A Department of Health (DOH) study regarding the 2008 elopement of a 59 year old woman at Fieldston Lodge Care Center in Riverdale, NY found the facility’s measures to prevent such wanderings lacking. The patient, identified in the report as “Resident # 1,” entered the facility in November, 2007 with diagnoses ranging from Hypertension to paranoid Schizophrenia. Upon admission, the facility recognized that Resident # 1 was an elopement risk, both through its elopement risk assessment tool and the Comprehensive Care Plan. She was fitted with a wanderguard, among other standard interventions for elopement
Fieldston documented that Resident # 1 grew increasingly anxious about leaving the facility and returning home. Her score on the elopement assessment tool increased as well. Despite these warning signs, Fieldston implemented no additional interventions or monitoring. On August 16, 2008, Resident # 1 left the facility of her own volition. Not until August 19 did three staff members finally find the resident in her apartment building. Luckily, she was not seriously injured.
The Code of Federal Regulations and the NY Public Health Laws have very specific requirements to ensure the safety of residents and the prevention of neglect on the part of the facility. The Department of Health cited two relevant sections in its write-up of Fieldston.

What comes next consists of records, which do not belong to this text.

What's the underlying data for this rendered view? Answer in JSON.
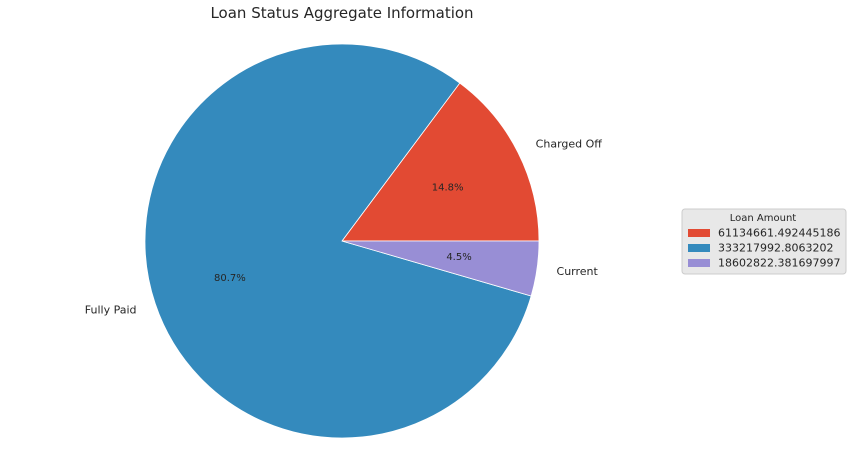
{
  "chart_data": {
    "type": "pie",
    "title": "Loan Status Aggregate Information",
    "categories": [
      "Charged Off",
      "Fully Paid",
      "Current"
    ],
    "values": [
      61134661.492445186,
      333217992.8063202,
      18602822.381697997
    ],
    "percent_labels": [
      "14.8%",
      "80.7%",
      "4.5%"
    ],
    "colors": [
      "#E24A33",
      "#348ABD",
      "#988ED5"
    ],
    "start_angle_deg": 0,
    "direction": "counterclockwise",
    "legend": {
      "title": "Loan Amount",
      "placement": "right",
      "entries": [
        "61134661.492445186",
        "333217992.8063202",
        "18602822.381697997"
      ]
    }
  }
}
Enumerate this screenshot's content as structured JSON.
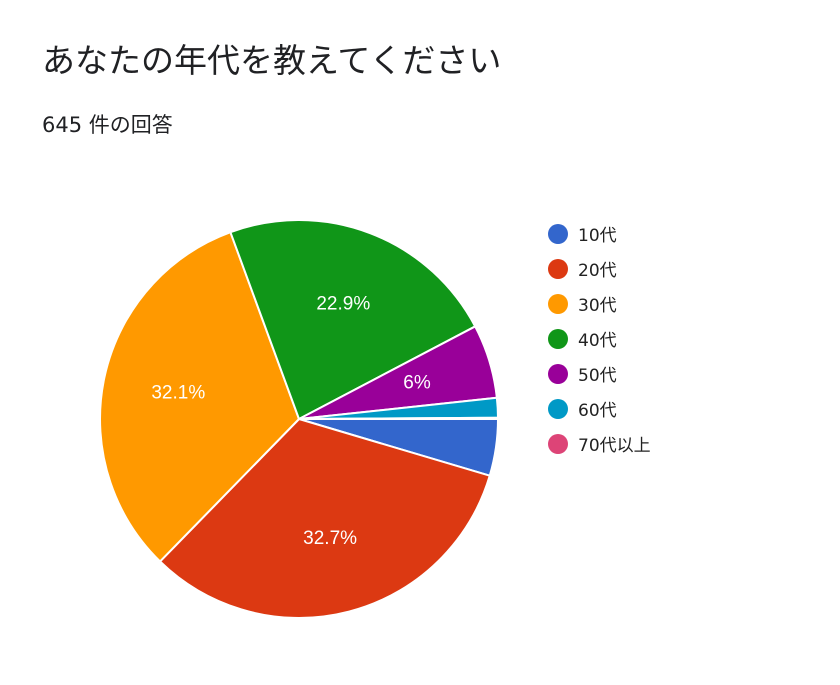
{
  "header": {
    "title": "あなたの年代を教えてください",
    "response_count": "645 件の回答"
  },
  "chart_data": {
    "type": "pie",
    "title": "あなたの年代を教えてください",
    "subtitle": "645 件の回答",
    "categories": [
      "10代",
      "20代",
      "30代",
      "40代",
      "50代",
      "60代",
      "70代以上"
    ],
    "values": [
      4.6,
      32.7,
      32.1,
      22.9,
      6.0,
      1.6,
      0.1
    ],
    "data_labels": [
      "",
      "32.7%",
      "32.1%",
      "22.9%",
      "6%",
      "",
      ""
    ],
    "colors": [
      "#3366cc",
      "#dc3912",
      "#ff9900",
      "#109618",
      "#990099",
      "#0099c6",
      "#dd4477"
    ],
    "legend_position": "right",
    "start_angle": "3 o'clock",
    "direction": "clockwise"
  }
}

Title 42 Section 483.13(c) of the Code of Federal Regulations states that “[t]he facility must develop and implement written policies and procedures that prohibit mistreatment, neglect, and abuse of residents and misappropriation of resident property.” Additionally, Title 42 Section 483.25(h) sets forth that: : “The facility must ensure that (1) The resident environment remains as free of accident hazards as possible; and (2) Each resident receives adequate supervision and assistance devices to prevent accidents.” The DOH cited each of these sections in its deficiency report for Fieldston. In a situation fraught with risk as in the case of Resident # 1, the Department of Health demands that a certain standard of care be maintained by the facility with respect to the patient. In this case, the department obviously felt that this standard was not met.